Conservatives often link the War on Poverty to the dissolution of lower-income families and the rise of single motherhood. They say that through welfare, the federal government replaced the father and destroyed the lower-class family, creating a cycle of dependence. It would be better to promote the best social program, a job which allows self-sufficiency, or so the story goes. But this narrative is incomplete. 

Conservatives are right that traditional family life in America is in decline. The share of children living in an intact two-parent home, one of the greatest predictors of future economic and social well-being, has been falling for decades —  almost a quarter of American children live with just one parent today. Overall fertility rates are in steady decline, while multi-partner fertility and the share of children born out of wedlock increases.

Earlier welfare programs, like Aid to Families with Dependent Children, did in fact have perverse incentives that played a part in family breakdown. The program discouraged work through benefits that steeply phased out with additional income and actively penalized marriage formation with man-in-the-house rules which restricted benefits for families suspected of receiving hidden forms of income. 

In 1996 Temporary Assistance For Needy Families replaced AFDC and attempted to remedy AFDC’s problems by introducing time limits and stringent work requirements to welfare benefits. But this had its own problems. For one, it did little to remedy the welfare marriage penalty, retaining punitive phase-outs while devolving a weak mandate to “promote marriage” to the states. Second, work requirements require many single women to accept low-wage jobs to retain the benefits, preventing them from making investments — such as attending college — in themselves or their children, that could improve their prospects in the long run. 

TANF has done little to help the poorest Americans. The share of children living in deep poverty, with family incomes less than half of the poverty line, has in fact increased since 1996. Economists of various ideological backgrounds have mostly attributed the poverty reduction we do see to the Earned Income Tax Credit and complementary Child Tax Credits, not the work incentives in TANF. 

It turns out that the problems were not primarily caused by the generosity of our social safety net, but its stinginess.

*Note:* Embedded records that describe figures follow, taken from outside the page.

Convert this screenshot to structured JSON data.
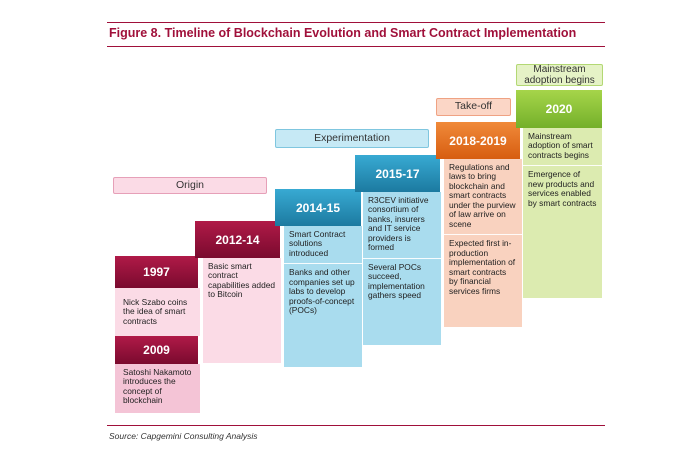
{
  "figure": {
    "title": "Figure 8. Timeline of Blockchain Evolution and Smart Contract Implementation",
    "source": "Source: Capgemini Consulting Analysis"
  },
  "phases": {
    "origin": "Origin",
    "experimentation": "Experimentation",
    "takeoff": "Take-off",
    "mainstream": "Mainstream adoption begins"
  },
  "steps": [
    {
      "year": "1997",
      "text": "Nick Szabo coins the idea of smart contracts"
    },
    {
      "year": "2009",
      "text": "Satoshi Nakamoto introduces the concept of blockchain"
    },
    {
      "year": "2012-14",
      "text": "Basic smart contract capabilities added to Bitcoin"
    },
    {
      "year": "2014-15",
      "items": [
        "Smart Contract solutions introduced",
        "Banks and other companies set up labs to develop proofs-of-concept (POCs)"
      ]
    },
    {
      "year": "2015-17",
      "items": [
        "R3CEV initiative consortium of banks, insurers and IT service providers is formed",
        "Several POCs succeed, implementation gathers speed"
      ]
    },
    {
      "year": "2018-2019",
      "items": [
        "Regulations and laws to bring blockchain and smart contracts under the purview of law arrive on scene",
        "Expected first in-production implementation of smart contracts by financial services firms"
      ]
    },
    {
      "year": "2020",
      "items": [
        "Mainstream adoption of smart contracts begins",
        "Emergence of new products and services enabled by smart contracts"
      ]
    }
  ],
  "colors": {
    "brand": "#a0103a",
    "pink_light": "#f4c4d6",
    "blue": "#2a97c0",
    "blue_light": "#a9dcee",
    "orange": "#e8711f",
    "orange_light": "#f9d2bf",
    "green": "#8fc63d",
    "green_light": "#dcebb0"
  }
}
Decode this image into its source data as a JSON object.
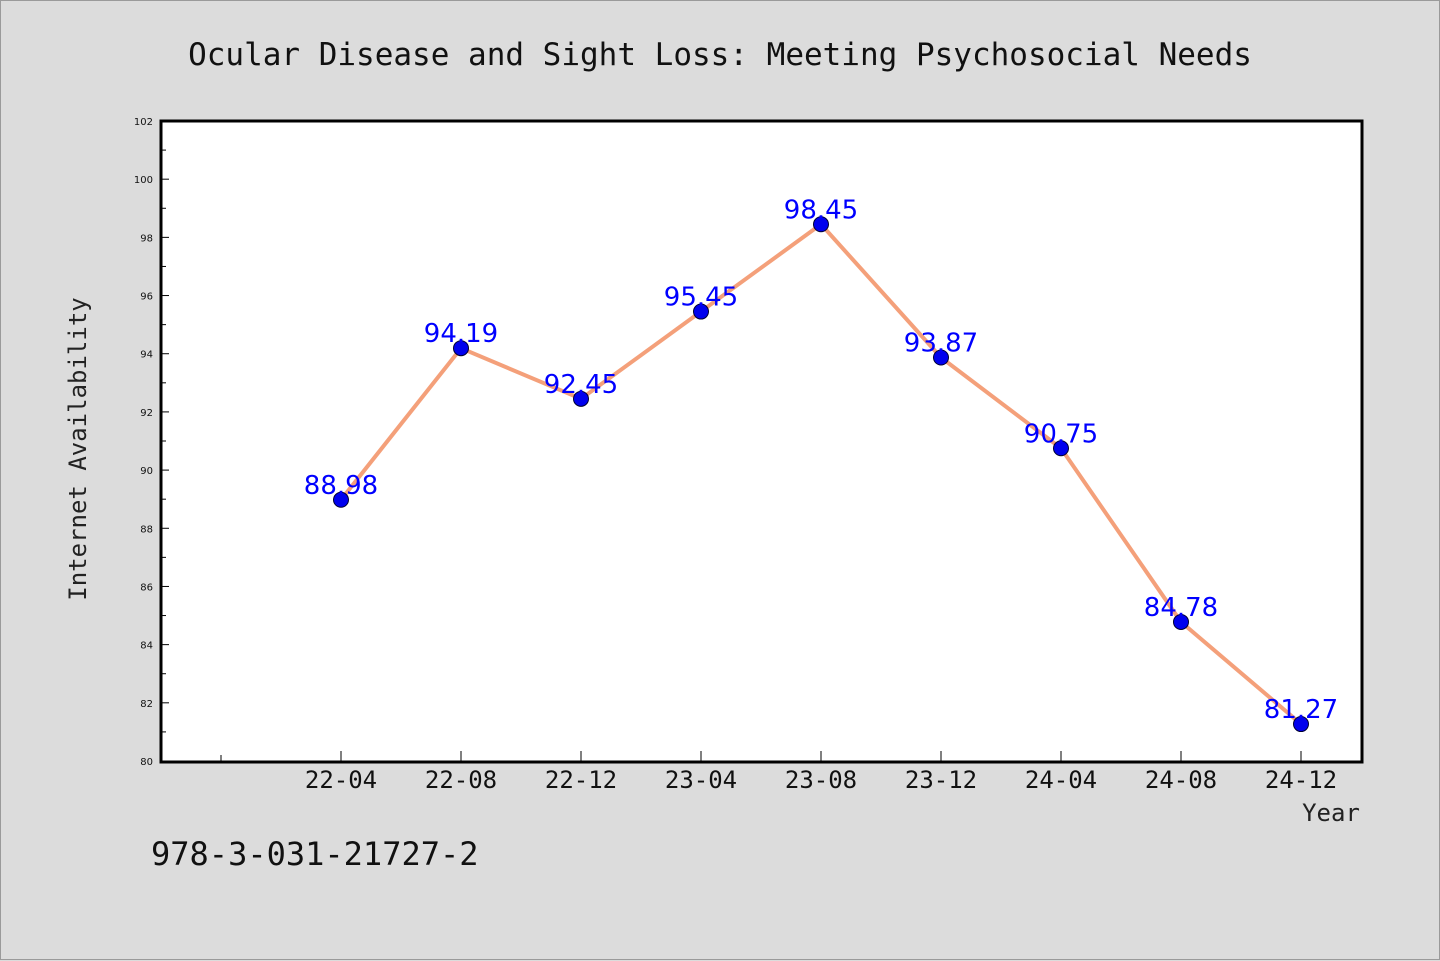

Programs with steep phase-outs, means-testing and work requirements inadvertently created penalties for rising incomes, self-investment, marriage and family formation.

A pro-family social safety net wouldn’t have work requirements, since evidence shows that both young children and adolescents do better with a parent at home. A pro-family social safety net wouldn’t be so afraid of giving people assistance who didn’t need it. A pro-family social safety net wouldn’t rely on the looming threat of poverty to motivate parents to work harder, but would expand benefits to make work more attractive and rewarding. A pro-family social safety net would create an unconditional income floor beneath which no American family needs to fall. Work is not the goal of family welfare: family welfare is. 

Romney’s plan is a bold step in this direction, and a real shot at bipartisan, pro-family legislation. If politicians really care about the state of American families, it’s time for them to budget like they mean it.